Economic logic suggests cost-efficient LLMs will find a greater range of applications. The pace of innovation over the last 2-3 years likely means that on performance scale (both inference cost and inference quality), open-source models will continue to lag. Also, while academic publishing continues (and Pranay is right regarding the fundamental breakthroughs), as GenAI technology moves out of research labs and gains real-world applications, walls will start to go up, through trade secrets (a lot of this technology is hard to reverse engineer) and proprietary tech stacks (chips, data centres, datasets, etc.). Advantage is to big tech here, not to Indian IT players.
While distilled (smaller size) models for sectors/contexts are likely, it seems farfetched to me that “here Indian IT companies have a significant opportunity to convert their services prowess into AI products”.
I'm a bit sceptical about some of RSJ's arguments. IT services is a very competitive industry - the largest player has <10% share of the global market. It is unlikely that all companies have successfully colluded in resisting mass adoption of AI tools and changes to the billing model. The obvious incentive for any mid-size challenger is to package some of these tools into a neat solution, offer chunky price cuts, and snatch revenues from large incumbents. If this isn't happening, it is likely because these tools are over hyped to some extent (very powerful in specific tasks but not across tech workflows) or that we're still early in the journey.
Totally agree with the risks to some white collar jobs (caveat - there could be offsets which are unknown).
Very insightful read! I lean closer to Pranay's viewpoint on AI.
Dan Davies has an interesting essay viewing Generative AI similar to an offshore center in Chennai. The main point being that it is not easy to outsource business functions to India and manage.
Using AI is like managing an intern. Most people are not good managers especially if it involves giving negative feedback. https://substack.com/@backofmind/p-163203692
However, AI could cause a painful recession and has adversely impacted the job market for US college graduates. AI is also leading to productization of services. It will be faster to figure out how to downsize and get more productive with AI and take longer to figure out new opportunities for the surplus. That will likely cause a recession.

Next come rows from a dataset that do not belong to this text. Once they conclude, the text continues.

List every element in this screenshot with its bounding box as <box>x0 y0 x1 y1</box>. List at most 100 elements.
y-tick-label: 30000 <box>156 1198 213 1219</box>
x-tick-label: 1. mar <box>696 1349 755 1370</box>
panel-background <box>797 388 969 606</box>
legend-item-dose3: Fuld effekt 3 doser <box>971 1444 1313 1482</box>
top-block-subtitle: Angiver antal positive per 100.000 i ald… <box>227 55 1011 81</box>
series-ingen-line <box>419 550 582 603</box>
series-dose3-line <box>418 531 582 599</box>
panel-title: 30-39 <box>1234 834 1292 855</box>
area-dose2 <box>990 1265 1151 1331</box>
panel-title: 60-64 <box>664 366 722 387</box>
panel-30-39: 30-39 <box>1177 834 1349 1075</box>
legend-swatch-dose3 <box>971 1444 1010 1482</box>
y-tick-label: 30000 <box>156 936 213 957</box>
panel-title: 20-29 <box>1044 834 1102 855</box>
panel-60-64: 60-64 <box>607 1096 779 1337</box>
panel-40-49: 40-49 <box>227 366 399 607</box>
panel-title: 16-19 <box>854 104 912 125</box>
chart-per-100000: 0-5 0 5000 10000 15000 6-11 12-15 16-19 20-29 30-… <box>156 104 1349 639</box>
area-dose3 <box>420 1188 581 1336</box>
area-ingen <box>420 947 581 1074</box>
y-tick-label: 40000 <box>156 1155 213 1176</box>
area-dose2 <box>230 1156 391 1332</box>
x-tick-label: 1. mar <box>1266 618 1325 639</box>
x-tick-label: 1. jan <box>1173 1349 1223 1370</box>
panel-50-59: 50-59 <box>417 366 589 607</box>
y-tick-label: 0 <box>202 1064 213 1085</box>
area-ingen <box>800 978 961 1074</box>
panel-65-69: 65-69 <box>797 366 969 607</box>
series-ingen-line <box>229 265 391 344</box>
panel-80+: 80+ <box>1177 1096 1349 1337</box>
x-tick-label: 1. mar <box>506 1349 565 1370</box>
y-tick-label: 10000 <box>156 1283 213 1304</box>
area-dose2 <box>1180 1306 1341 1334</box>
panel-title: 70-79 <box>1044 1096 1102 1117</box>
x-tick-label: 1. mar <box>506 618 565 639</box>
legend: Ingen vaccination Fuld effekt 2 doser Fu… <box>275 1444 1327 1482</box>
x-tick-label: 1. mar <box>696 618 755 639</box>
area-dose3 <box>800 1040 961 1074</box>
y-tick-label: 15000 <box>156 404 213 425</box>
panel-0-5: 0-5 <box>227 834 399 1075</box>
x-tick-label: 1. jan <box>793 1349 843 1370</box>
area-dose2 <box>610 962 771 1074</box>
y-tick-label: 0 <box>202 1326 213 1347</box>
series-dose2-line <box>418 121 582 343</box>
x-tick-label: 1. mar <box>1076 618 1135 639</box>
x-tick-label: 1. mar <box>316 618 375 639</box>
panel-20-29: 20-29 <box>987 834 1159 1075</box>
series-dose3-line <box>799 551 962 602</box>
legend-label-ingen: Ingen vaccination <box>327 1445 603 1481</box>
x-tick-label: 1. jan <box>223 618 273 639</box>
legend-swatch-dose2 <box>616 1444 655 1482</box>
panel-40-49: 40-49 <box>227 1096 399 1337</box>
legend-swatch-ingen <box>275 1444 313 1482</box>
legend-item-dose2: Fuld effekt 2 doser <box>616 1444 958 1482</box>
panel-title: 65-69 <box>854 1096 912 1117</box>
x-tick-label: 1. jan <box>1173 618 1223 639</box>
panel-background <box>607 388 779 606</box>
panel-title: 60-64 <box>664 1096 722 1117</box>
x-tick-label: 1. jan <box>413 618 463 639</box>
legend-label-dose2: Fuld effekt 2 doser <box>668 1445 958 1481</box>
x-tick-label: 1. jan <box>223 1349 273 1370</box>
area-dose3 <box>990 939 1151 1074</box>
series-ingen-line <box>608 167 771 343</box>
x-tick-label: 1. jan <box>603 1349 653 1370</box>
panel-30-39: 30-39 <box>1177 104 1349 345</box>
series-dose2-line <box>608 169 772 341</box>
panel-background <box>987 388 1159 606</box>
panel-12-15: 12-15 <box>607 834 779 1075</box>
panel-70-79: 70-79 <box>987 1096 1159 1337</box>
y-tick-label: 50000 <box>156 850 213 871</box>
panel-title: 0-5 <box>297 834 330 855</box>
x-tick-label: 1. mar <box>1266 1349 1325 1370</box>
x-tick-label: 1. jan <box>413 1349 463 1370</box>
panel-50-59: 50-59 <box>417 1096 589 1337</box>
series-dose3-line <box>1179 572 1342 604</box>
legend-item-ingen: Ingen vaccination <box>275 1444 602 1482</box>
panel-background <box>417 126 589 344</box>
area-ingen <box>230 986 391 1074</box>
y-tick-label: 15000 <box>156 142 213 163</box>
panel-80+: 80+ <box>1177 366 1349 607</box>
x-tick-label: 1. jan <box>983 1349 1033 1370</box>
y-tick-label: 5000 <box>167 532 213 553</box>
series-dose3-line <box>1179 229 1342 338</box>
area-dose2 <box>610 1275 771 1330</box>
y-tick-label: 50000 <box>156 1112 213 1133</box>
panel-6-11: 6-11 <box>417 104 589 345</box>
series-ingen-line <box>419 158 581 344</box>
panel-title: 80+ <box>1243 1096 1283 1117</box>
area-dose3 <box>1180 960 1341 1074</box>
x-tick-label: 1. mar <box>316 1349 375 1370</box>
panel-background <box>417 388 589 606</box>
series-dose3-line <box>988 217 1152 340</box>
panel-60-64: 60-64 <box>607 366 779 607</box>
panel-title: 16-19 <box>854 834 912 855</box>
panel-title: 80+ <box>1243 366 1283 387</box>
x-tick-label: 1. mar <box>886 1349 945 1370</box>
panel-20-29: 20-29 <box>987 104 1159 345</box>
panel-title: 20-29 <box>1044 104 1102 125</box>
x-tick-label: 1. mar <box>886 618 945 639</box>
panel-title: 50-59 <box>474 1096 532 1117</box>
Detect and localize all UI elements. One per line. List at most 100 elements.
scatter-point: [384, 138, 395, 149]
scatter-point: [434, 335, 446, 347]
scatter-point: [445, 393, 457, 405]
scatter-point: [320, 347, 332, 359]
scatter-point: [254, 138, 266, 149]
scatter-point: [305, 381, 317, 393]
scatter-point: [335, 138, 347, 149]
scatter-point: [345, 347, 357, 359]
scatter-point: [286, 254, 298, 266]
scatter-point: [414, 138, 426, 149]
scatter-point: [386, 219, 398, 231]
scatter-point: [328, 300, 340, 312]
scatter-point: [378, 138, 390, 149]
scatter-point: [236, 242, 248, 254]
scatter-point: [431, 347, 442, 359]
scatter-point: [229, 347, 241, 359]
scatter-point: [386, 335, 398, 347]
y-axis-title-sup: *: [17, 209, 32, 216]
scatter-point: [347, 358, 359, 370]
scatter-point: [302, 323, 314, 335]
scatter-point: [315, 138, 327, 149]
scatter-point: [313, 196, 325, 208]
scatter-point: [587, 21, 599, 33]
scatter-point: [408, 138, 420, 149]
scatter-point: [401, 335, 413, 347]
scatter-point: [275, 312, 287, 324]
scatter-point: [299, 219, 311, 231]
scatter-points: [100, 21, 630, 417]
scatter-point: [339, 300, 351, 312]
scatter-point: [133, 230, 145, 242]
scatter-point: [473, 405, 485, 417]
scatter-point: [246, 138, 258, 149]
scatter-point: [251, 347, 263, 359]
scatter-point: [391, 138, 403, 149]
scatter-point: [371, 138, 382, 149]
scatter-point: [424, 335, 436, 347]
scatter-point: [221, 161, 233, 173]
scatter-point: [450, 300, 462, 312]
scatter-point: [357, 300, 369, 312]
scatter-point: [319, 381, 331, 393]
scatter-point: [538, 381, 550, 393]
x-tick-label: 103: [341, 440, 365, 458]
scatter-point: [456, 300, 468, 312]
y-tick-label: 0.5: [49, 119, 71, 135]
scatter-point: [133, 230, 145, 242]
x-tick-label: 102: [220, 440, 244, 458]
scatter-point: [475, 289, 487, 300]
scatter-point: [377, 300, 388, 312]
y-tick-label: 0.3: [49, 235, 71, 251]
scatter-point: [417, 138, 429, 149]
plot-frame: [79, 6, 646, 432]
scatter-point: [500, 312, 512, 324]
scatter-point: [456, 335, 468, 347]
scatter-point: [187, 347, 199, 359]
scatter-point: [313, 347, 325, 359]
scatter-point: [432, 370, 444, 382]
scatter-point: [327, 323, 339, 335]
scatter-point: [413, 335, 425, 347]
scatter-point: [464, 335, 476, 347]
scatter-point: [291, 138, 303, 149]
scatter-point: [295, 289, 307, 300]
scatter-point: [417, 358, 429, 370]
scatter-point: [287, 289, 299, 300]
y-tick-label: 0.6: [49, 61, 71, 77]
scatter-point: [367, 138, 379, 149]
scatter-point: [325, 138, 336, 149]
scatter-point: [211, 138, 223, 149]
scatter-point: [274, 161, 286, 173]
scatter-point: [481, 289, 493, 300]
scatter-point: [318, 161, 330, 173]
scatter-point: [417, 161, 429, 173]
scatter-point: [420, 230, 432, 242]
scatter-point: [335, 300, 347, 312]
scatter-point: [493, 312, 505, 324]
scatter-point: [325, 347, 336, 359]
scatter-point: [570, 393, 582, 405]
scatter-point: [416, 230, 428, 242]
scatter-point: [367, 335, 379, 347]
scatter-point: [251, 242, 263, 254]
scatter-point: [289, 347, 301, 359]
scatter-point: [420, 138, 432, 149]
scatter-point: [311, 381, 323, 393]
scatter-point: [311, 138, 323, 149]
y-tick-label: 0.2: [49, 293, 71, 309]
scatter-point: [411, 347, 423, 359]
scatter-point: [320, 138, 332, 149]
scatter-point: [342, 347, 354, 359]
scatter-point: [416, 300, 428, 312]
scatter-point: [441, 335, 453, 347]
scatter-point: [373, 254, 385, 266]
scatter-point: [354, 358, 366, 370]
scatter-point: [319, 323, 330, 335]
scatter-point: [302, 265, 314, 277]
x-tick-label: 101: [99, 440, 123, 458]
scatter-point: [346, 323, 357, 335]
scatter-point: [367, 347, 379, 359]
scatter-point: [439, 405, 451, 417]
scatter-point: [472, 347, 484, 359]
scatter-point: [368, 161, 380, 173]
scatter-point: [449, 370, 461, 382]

I tend to disagree with Pranay/Arvind. Reflecting on my own work while I want to believe my work cannot be automated as it involves coordination/negotiation with other humans, the fact is if we remove those roles there is not much lost in organisations. Coordination becomes a big deal as humans inherently have different judgments or assessment of risk for same situation. This will stop mattering as we automate most of our workflows or perhaps create new workflows in future. I suspect a lot change is coming our way
I lean closer to @Pranay's argument on implications from AI diffusion in India. But I'm surprised both of you focus entirely on the automation/substitution effects only. There's a whole world of possibilities on the augmentation side where innovation not in the model layer but with data & applications can make a bigger difference. BPO's that transition from offering labor arbitrage to new capabilities(a-la-GCC's) will still flourish. Biotech will experience a new tailwind. All the UPI data we now have can be used to create new busineeses assuming this data is made available with safeguards. Lots of upside if the policy focus shifts from building new models to finding other leverage areas where we have comparative advantage.